The Food and Drug Administration has approved the oral antibiotic rifaximin as a treatment to reduce the risk of developing episodes of overt hepatic encephalopathy in adults with chronic liver disease, making this the second drug approved for this indication.
Approved in 2004 for treating travelers' diarrhea caused by noninvasive strains of Escherichia coli in people aged 12 and older, rifaximin is a poorly absorbed oral antibiotic derived from rifamycin, and has a broad spectrum of activity against gram-positive and gram-negative, aerobic and anaerobic enteric bacteria.
Rifaximin reduces levels of gut-derived neurotoxins such as ammonia, which is known to cause hepatic encephalopathy in patients with hepatic impairment, according to the manufacturer, Salix Pharmaceuticals, which markets the drug as Xifaxan.
The approval is for “reduction in risk of overt hepatic encephalopathy recurrence” in patients aged 18 and older. The approved dosage is one 550-mg tablet taken orally twice a day, with or without food.
Approva l was based on a study comparing treatment with rifaximin to placebo in 299 patients with advanced liver disease. The study was published on March 25, the same day that the FDA announced the approval (N. Engl. J. Med. 2010;362:1071-81).
During the 6-month study, 31 of 140 patients (22%) on rifaximin and 73 of 159 (46%) on placebo had a breakthrough episode, a significant difference that represented a nearly 60% reduction in risk. Secondary end points, including the risk of hepatic encephalopathy–related hospitalizations, also were significantly reduced among those on rifaximin.

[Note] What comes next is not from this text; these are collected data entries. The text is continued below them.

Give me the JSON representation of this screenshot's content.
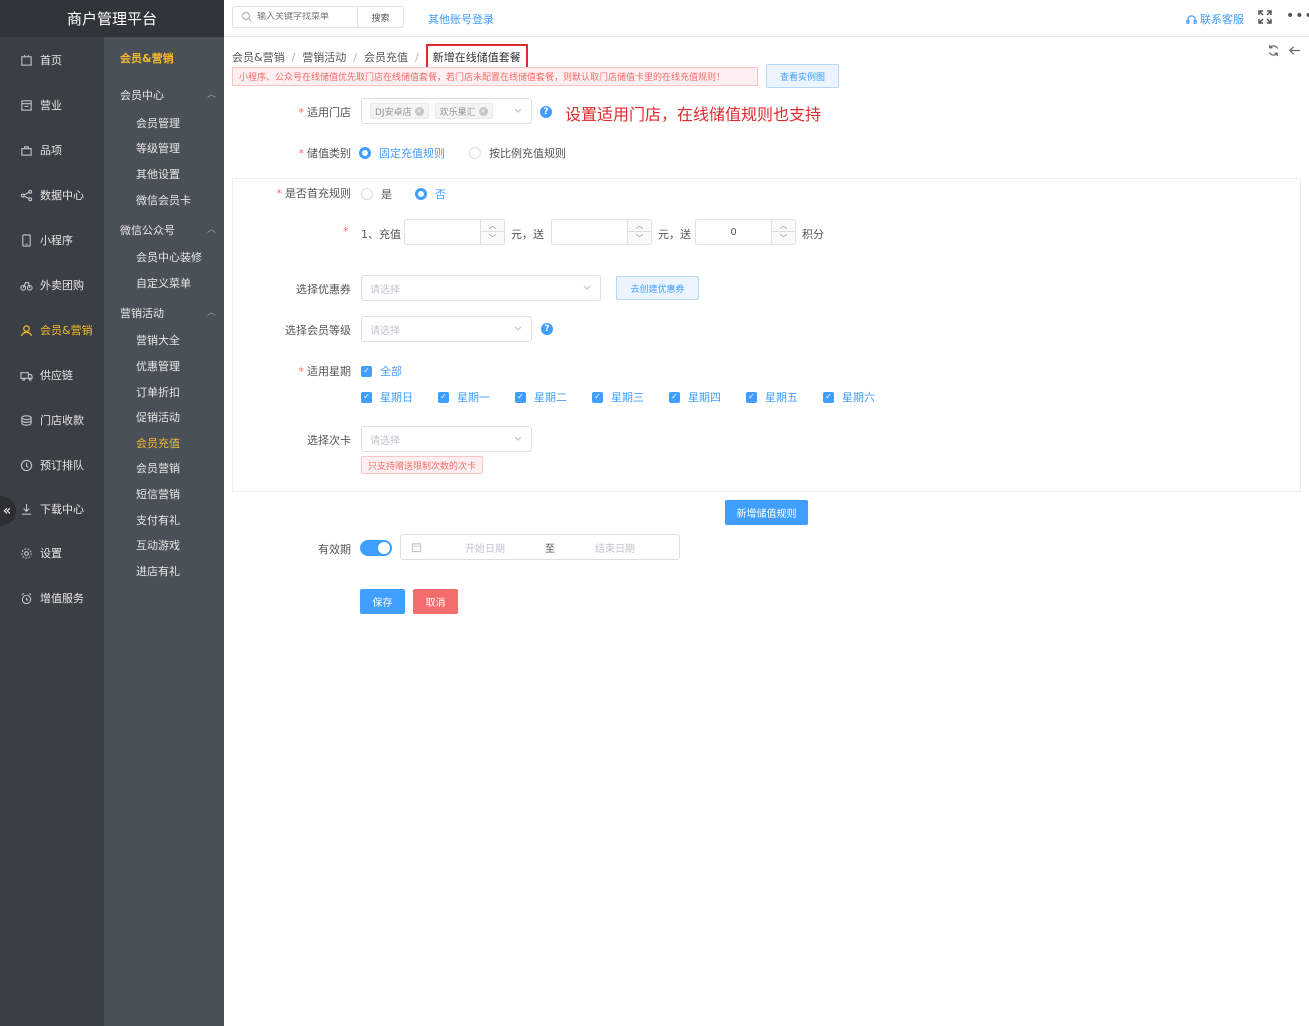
{
  "app": {
    "title": "商户管理平台"
  },
  "topbar": {
    "search_placeholder": "输入关键字找菜单",
    "search_button": "搜索",
    "other_login": "其他账号登录",
    "service": "联系客服",
    "more": "•••"
  },
  "sidebar": {
    "collapse": "«",
    "items": [
      {
        "label": "首页",
        "icon": "home-icon"
      },
      {
        "label": "营业",
        "icon": "calendar-icon"
      },
      {
        "label": "品项",
        "icon": "bag-icon"
      },
      {
        "label": "数据中心",
        "icon": "share-icon"
      },
      {
        "label": "小程序",
        "icon": "phone-icon"
      },
      {
        "label": "外卖团购",
        "icon": "bike-icon"
      },
      {
        "label": "会员&营销",
        "icon": "user-icon"
      },
      {
        "label": "供应链",
        "icon": "truck-icon"
      },
      {
        "label": "门店收款",
        "icon": "coins-icon"
      },
      {
        "label": "预订排队",
        "icon": "clock-icon"
      },
      {
        "label": "下载中心",
        "icon": "download-icon"
      },
      {
        "label": "设置",
        "icon": "gear-icon"
      },
      {
        "label": "增值服务",
        "icon": "alarm-icon"
      }
    ]
  },
  "subnav": {
    "header": "会员&营销",
    "groups": [
      {
        "label": "会员中心",
        "items": [
          "会员管理",
          "等级管理",
          "其他设置",
          "微信会员卡"
        ]
      },
      {
        "label": "微信公众号",
        "items": [
          "会员中心装修",
          "自定义菜单"
        ]
      },
      {
        "label": "营销活动",
        "items": [
          "营销大全",
          "优惠管理",
          "订单折扣",
          "促销活动",
          "会员充值",
          "会员营销",
          "短信营销",
          "支付有礼",
          "互动游戏",
          "进店有礼"
        ]
      }
    ]
  },
  "breadcrumb": [
    "会员&营销",
    "营销活动",
    "会员充值",
    "新增在线储值套餐"
  ],
  "notice": "小程序、公众号在线储值优先取门店在线储值套餐，若门店未配置在线储值套餐，则默认取门店储值卡里的在线充值规则！",
  "example_button": "查看实例图",
  "annotation": "设置适用门店，在线储值规则也支持",
  "form": {
    "stores_label": "适用门店",
    "stores": [
      "DJ安卓店",
      "欢乐果汇"
    ],
    "type_label": "储值类别",
    "type_options": [
      "固定充值规则",
      "按比例充值规则"
    ],
    "first_label": "是否首充规则",
    "first_options": [
      "是",
      "否"
    ],
    "rule_prefix": "1、充值",
    "yuan_send": "元，送",
    "points_value": "0",
    "points_unit": "积分",
    "coupon_label": "选择优惠券",
    "coupon_placeholder": "请选择",
    "create_coupon": "去创建优惠券",
    "level_label": "选择会员等级",
    "level_placeholder": "请选择",
    "weekday_label": "适用星期",
    "all_label": "全部",
    "weekdays": [
      "星期日",
      "星期一",
      "星期二",
      "星期三",
      "星期四",
      "星期五",
      "星期六"
    ],
    "card_label": "选择次卡",
    "card_placeholder": "请选择",
    "card_warning": "只支持赠送限制次数的次卡",
    "add_rule": "新增储值规则",
    "validity_label": "有效期",
    "start_placeholder": "开始日期",
    "to": "至",
    "end_placeholder": "结束日期",
    "save": "保存",
    "cancel": "取消"
  },
  "colors": {
    "primary": "#409eff",
    "danger": "#f56c6c",
    "accent": "#f5b82e",
    "sidebar": "#3a3f45"
  }
}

Based on the findings, the FDA's Gastrointestinal Drugs Advisory Committee voted 14-4 in February that the risk-benefit profile of rifaximin supported its approval for this indication. The panelists supporting approval emphasized that the drug's labeling should clearly inform prescribers that most of the patients (91%) who participated in the study submitted for approval were also being treated with lactulose, a drug approved in the 1970s for the indication, and that most had Child-Pugh class A or B cirrhosis.
The safety of rifaximin was uncertain when used for more severe liver disease, as was its efficacy as a single agent.

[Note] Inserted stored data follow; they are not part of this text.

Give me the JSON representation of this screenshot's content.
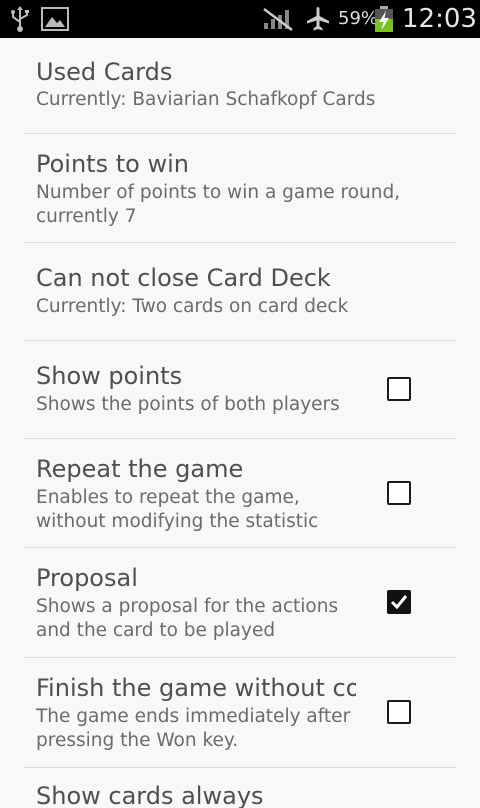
{
  "status_bar": {
    "battery_percent": "59%",
    "time": "12:03",
    "icons": [
      "usb-icon",
      "image-icon",
      "no-signal-icon",
      "airplane-icon",
      "battery-charging-icon"
    ]
  },
  "preferences": [
    {
      "title": "Used Cards",
      "summary": "Currently: Baviarian Schafkopf Cards",
      "checkbox": null
    },
    {
      "title": "Points to win",
      "summary": "Number of points to win a game round, currently 7",
      "checkbox": null
    },
    {
      "title": "Can not close Card Deck",
      "summary": "Currently: Two cards on card deck",
      "checkbox": null
    },
    {
      "title": "Show points",
      "summary": "Shows the points of both players",
      "checkbox": false
    },
    {
      "title": "Repeat the game",
      "summary": "Enables to repeat the game, without modifying the statistic",
      "checkbox": false
    },
    {
      "title": "Proposal",
      "summary": "Shows a proposal for the actions and the card to be played",
      "checkbox": true
    },
    {
      "title": "Finish the game without co",
      "summary": "The game ends immediately after pressing the Won key.",
      "checkbox": false
    },
    {
      "title": "Show cards always",
      "summary": "",
      "checkbox": null
    }
  ]
}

During their meeting in Silver Spring, Md., panelists said that if the drug was approved, these questions would need to be addressed in postmarketing studies, which should evaluate the safety of the drug in patients with more severe disease, those with Child-Pugh class C cirrhosis or a model for end-stage liver disease (MELD) score above 25.
The safety of chronic treatment, including the effects of long-term use on the gut flora, also was unclear, and should be studied further if the drug was approved, panelists said. Also, the clinical trial conducted by the manufacturer for this indication was for 6 months, but treatment is expected to continue until the patient undergoes a liver transplant or dies. The longest follow-up that Salix has done is an average of 1 year in patients followed in an extension study.
These concerns were reflected in the revised label, which states in the warning and precautions section that the drug should be used “with caution” in patients with severe (Child-Pugh C) hepatic impairment. The label also says that Clostridium difficile–associated diarrhea should be considered if a patient develops diarrhea during treatment and it does not improve or gets worse.
In the randomized, controlled study of 299 patients with advanced liver disease, treatment with rifaximin at a dose of 550 mg twice a day was compared with placebo. In the study, conducted by Dr. Nathan M. Bass of the University of California, San Francisco, and his associates, most of the patients were white, and the average age was 56 years. Patients were treated at 70 medical centers in the United States, Russia, and Canada starting in 2005.
Participants had Conn scores of 0 (two-thirds of the patients) or 1. They had had at least two episodes of hepatic encephalopathy, defined as a Conn score of at least 2, in the previous 6 months.
The 5-point Conn grading system is based on a clinician's subjective assessment, a concern raised by FDA reviewers. A score of 0 indicates that no abnormality was detected, whereas a score of 1 indicates trivial lack of awareness, shortened attention span, impaired addition or subtraction, euphoria, or anxiety. A score of 2 is used to indicate lethargy or apathy, disorientation to time, obvious personality change, and/or inappropriate behavior, and a score of 4 indicates coma (unable to test mental state).
Neurologic impairment was also evaluated with the Asterixis score, which ranges from grade 0 (no tremors) and grade 1 (rare flapping motions) to grade 2 (occasional, irregular flaps), grade 3 (frequent flaps), and grade 4 (almost continuous flapping motions).